Galaxy Public is located in Gyaneshwar, Kathmandu, Nepal and educates over 2,500 students. Established in 1986, it offers education across levels of Kindergarten to School Leaving Certificate level, along with 10+2 in Science and Commerce specialization.

A common curriculum made up of moral education, English, Nepali, mathematics, science, environmental science, social studies, arts & crafts, and computer studies are taught in all the classes. Pre-school consists of two levels: Prep I and Prep II. The minimum age for admission into Prep I is three years. For Prep II it is four years. Informal education is imparted to students in pre-school. The children are made to do a lot of oral work, indulge in various kinds of activities, play games, do simple practicals, go for excursions, and observe different phenomena. Teachers use several audio-visual aids in order to demonstrate the lessons. The aim of the curriculum at this stage is to make children creative and innovative. To develop good toilet habits, to encourage children to eat healthy foods, and to make them aware of the benefits of good health. The minimum age for admission to the Kindergarten class is 5 years. Formal education starts from this class. Apart from oral work, activities, games, practicals, and excursions children are introduced to subjects like English, Nepali, Maths, Science, Social Studies, and Computer Studies.

Residential hostel and dormitories
The school hostel provides students residing outside Kathmandu valley with an opportunity to study. The hostel is under the direct supervision of the Principal, and is looked after by hostel wardens and matrons. The school tries to draw inspiration from the Gurukul system of education where the students live inside the school premises to grasp traditional Hindu values under the able guidance of the gurus.

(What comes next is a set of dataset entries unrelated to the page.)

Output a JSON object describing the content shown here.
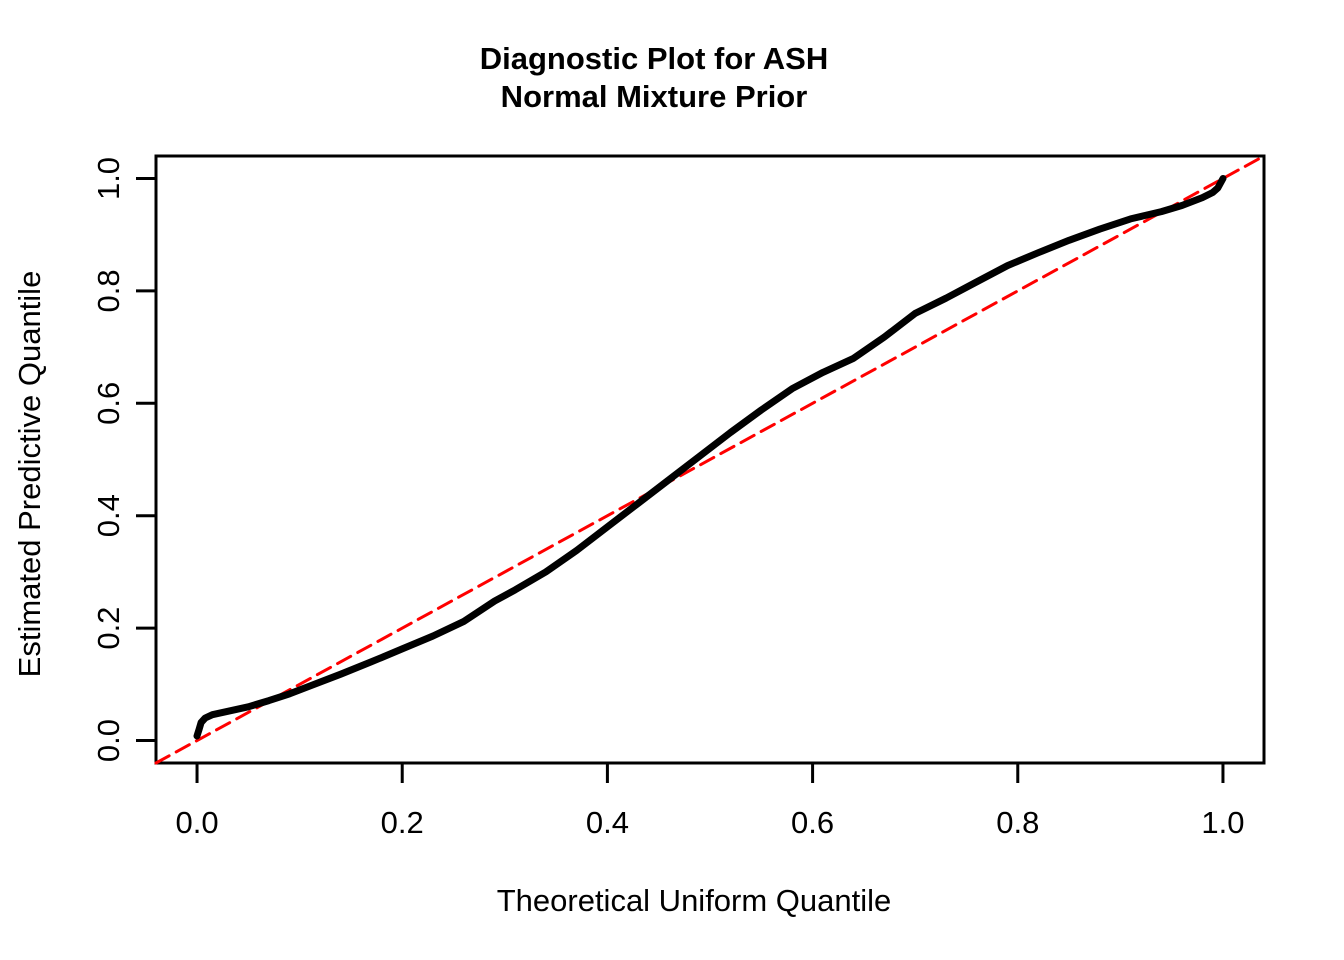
{
  "figure": {
    "title_line1": "Diagnostic Plot for ASH",
    "title_line2": "Normal Mixture Prior",
    "xlabel": "Theoretical Uniform Quantile",
    "ylabel": "Estimated Predictive Quantile"
  },
  "chart_data": {
    "type": "line",
    "title": "Diagnostic Plot for ASH\nNormal Mixture Prior",
    "xlabel": "Theoretical Uniform Quantile",
    "ylabel": "Estimated Predictive Quantile",
    "xlim": [
      -0.04,
      1.04
    ],
    "ylim": [
      -0.04,
      1.04
    ],
    "grid": false,
    "legend_position": "none",
    "background_color": "#FFFFFF",
    "axis_color": "#000000",
    "x_ticks": {
      "values": [
        0.0,
        0.2,
        0.4,
        0.6,
        0.8,
        1.0
      ],
      "labels": [
        "0.0",
        "0.2",
        "0.4",
        "0.6",
        "0.8",
        "1.0"
      ]
    },
    "y_ticks": {
      "values": [
        0.0,
        0.2,
        0.4,
        0.6,
        0.8,
        1.0
      ],
      "labels": [
        "0.0",
        "0.2",
        "0.4",
        "0.6",
        "0.8",
        "1.0"
      ]
    },
    "series": [
      {
        "name": "estimated-predictive-quantile-curve",
        "color": "#000000",
        "stroke_width": 7,
        "dash": null,
        "points": [
          [
            0.0,
            0.008
          ],
          [
            0.002,
            0.02
          ],
          [
            0.004,
            0.032
          ],
          [
            0.008,
            0.04
          ],
          [
            0.015,
            0.046
          ],
          [
            0.03,
            0.052
          ],
          [
            0.05,
            0.06
          ],
          [
            0.07,
            0.071
          ],
          [
            0.09,
            0.083
          ],
          [
            0.11,
            0.097
          ],
          [
            0.14,
            0.118
          ],
          [
            0.17,
            0.14
          ],
          [
            0.2,
            0.163
          ],
          [
            0.23,
            0.186
          ],
          [
            0.26,
            0.212
          ],
          [
            0.29,
            0.248
          ],
          [
            0.31,
            0.268
          ],
          [
            0.34,
            0.3
          ],
          [
            0.37,
            0.338
          ],
          [
            0.4,
            0.38
          ],
          [
            0.43,
            0.422
          ],
          [
            0.46,
            0.464
          ],
          [
            0.49,
            0.506
          ],
          [
            0.52,
            0.548
          ],
          [
            0.55,
            0.588
          ],
          [
            0.58,
            0.626
          ],
          [
            0.61,
            0.655
          ],
          [
            0.64,
            0.68
          ],
          [
            0.67,
            0.718
          ],
          [
            0.7,
            0.76
          ],
          [
            0.73,
            0.787
          ],
          [
            0.76,
            0.816
          ],
          [
            0.79,
            0.845
          ],
          [
            0.82,
            0.868
          ],
          [
            0.85,
            0.89
          ],
          [
            0.88,
            0.91
          ],
          [
            0.91,
            0.928
          ],
          [
            0.94,
            0.941
          ],
          [
            0.96,
            0.952
          ],
          [
            0.98,
            0.966
          ],
          [
            0.99,
            0.975
          ],
          [
            0.995,
            0.983
          ],
          [
            1.0,
            1.0
          ]
        ]
      },
      {
        "name": "identity-reference-line",
        "color": "#FF0000",
        "stroke_width": 3,
        "dash": [
          15,
          8
        ],
        "points": [
          [
            -0.04,
            -0.04
          ],
          [
            1.04,
            1.04
          ]
        ]
      }
    ]
  }
}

The school has several hostels where students learn to live together, learn together and play together. The students follow a fixed time table on all days of the week. Their day begins at 5:30 a.m. and ends at 8:30 p.m. Study classes are held in the mornings and evenings. The time table ensures that all students get ample opportunity to take part in co-curricular activities.

Medical facilities
Children's health is supervised by a medical team. The school has a 10-bed infirmary under the charge of a nursing sister. The children undergo routine medical check-ups. In case of emergency, they are taken to specialists at major city hospitals.

There is a sick room, every students are allowed to visit sick room if they feel they are unwell. Sick room consists of health advisors and if case is serious the guardians are called and transportation are managed by the school to close hospitals.